Kedua, pemberian fasilitas atau menyelenggarakan perjudian yang dilakukan baik oleh perorangan, badan usaha atau badan hukum yang
berdomisili atau beralamatkan di wilayah hukum Nanggroe Aceh Darussalam, hanya dikenakan pidana dengan pidana denda sebesar paling
banyak Rp. 35.000.000,- tiga puluh lima juta rupiah dan paling sedikit Rp. 15.000.000,- lima belas juta rupiah. Dan jika berkaitan dengan
kegiatan usaha maka akan dikenakan sanksi administratif berupa pencabutan izin usaha.
Dalam qanun maisir ini juga mengatur tentang pengulangan residivist, yaitu terdapat dalam Pasal 26 yang menyebutkan, bahwa
pengulangan pelanggaran terhadap ketentuan qanun tersebut, ‘uqubatnya dapat ditambah 13 sepertiga dari ‘uqubat maksimal. Sedangkan
perbuatan dapat disebut pelanggaran apabila: 1 Dilakukan oleh badan hukum atau badan usaha, maka ‘uqubatnya dijatuhkan kepada penanggung
jawab. 2 Apabila ada hubungan dengan kegiatan usahanya, maka selain
sanksi ‘uqubat dapat juga dikenakan ‘uqubat administratif dengan mencabut dan membatalkan izin usaha yang telah diberikan.
e. Pelaksanaan Hukuman Pelaksanaan hukuman menurut Qanun Aceh No. 13 Tahun 2003
seperti yang tercantum dalam Pasal 29, 30 dan 31, antara lain: ‘Uqubat cambuk dilakukan oleh seorang petugas yang ditunjuk
oleh Jaksa Penuntut Umum, Jaksa Penuntut Umum harus berpedoman pada ketentuan yang diatur di dalam Qanun Maisir.

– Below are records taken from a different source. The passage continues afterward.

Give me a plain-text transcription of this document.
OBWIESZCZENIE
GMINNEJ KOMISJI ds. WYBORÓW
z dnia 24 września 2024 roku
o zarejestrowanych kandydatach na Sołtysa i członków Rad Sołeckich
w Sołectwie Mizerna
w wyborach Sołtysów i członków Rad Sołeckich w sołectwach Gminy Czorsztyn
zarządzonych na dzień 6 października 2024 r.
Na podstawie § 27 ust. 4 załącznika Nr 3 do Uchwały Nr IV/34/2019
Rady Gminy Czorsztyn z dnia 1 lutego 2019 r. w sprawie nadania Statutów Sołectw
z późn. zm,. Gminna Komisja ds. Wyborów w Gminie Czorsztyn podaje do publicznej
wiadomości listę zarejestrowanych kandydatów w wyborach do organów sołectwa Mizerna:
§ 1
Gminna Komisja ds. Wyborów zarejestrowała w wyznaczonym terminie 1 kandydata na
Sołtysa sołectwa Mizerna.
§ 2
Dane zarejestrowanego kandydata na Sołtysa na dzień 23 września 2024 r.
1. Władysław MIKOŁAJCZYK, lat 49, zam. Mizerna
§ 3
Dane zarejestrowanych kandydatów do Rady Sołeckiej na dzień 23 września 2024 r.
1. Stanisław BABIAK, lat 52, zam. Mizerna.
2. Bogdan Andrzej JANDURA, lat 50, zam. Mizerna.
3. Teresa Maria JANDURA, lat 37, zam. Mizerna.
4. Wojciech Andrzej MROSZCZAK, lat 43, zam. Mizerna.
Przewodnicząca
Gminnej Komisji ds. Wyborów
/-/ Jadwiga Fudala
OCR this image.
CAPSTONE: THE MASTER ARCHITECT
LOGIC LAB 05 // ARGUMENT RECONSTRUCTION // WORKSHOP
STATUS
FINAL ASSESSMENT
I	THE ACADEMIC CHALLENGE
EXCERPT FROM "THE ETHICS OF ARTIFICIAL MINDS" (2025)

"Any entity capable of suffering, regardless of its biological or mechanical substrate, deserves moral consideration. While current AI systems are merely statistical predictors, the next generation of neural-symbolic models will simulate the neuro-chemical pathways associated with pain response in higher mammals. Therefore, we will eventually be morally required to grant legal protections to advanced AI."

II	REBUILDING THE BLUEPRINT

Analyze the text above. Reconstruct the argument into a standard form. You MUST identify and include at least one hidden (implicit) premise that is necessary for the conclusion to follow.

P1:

‘Uqubat cambuk dilakukan di suatu tempat yang dapat disaksikan orang banyak dengan dihadiri Jaksa Penuntut Umum dan dokter yang
ditunjuk. Pencambukan dilakukan dengan Rotan yang berdiameter antara 0, 75 cm sampai 1 satu senti meter, panjang 1 satu meter dan tidak
mempunyai ujung ganda atau dibelah. Pencambukan dilakukan pada bagian tubuh kecuali kepala, muka, leher, dada dan kemaluan. Kadar
pukulan atau cambukannya tidak sampai melukai si terhukum. Terhukum laki-laki dicambuk dalam posisi berdiri tanpa penyangga, tanpa diikat, dan
memakai baju tipis yang menutup aurat. Sedangkan, jika terhukumnya adalah seorang perempuan maka posisinya duduk dan ditutup kain di
atasnya. Pencambukan terhadap perempuan hamil dilakukan setelah 60 enam puluh hari yang bersangkutan melahirkan. Apabila selama
pencambukan timbul hal-hal membahayakan terhukum, yang dapat
membahayakan nyawanya berdasarkan pendapat dokter yang ditunjuk, maka sisa cambukan ditunda sampai dengan waktu yang memungkinkan.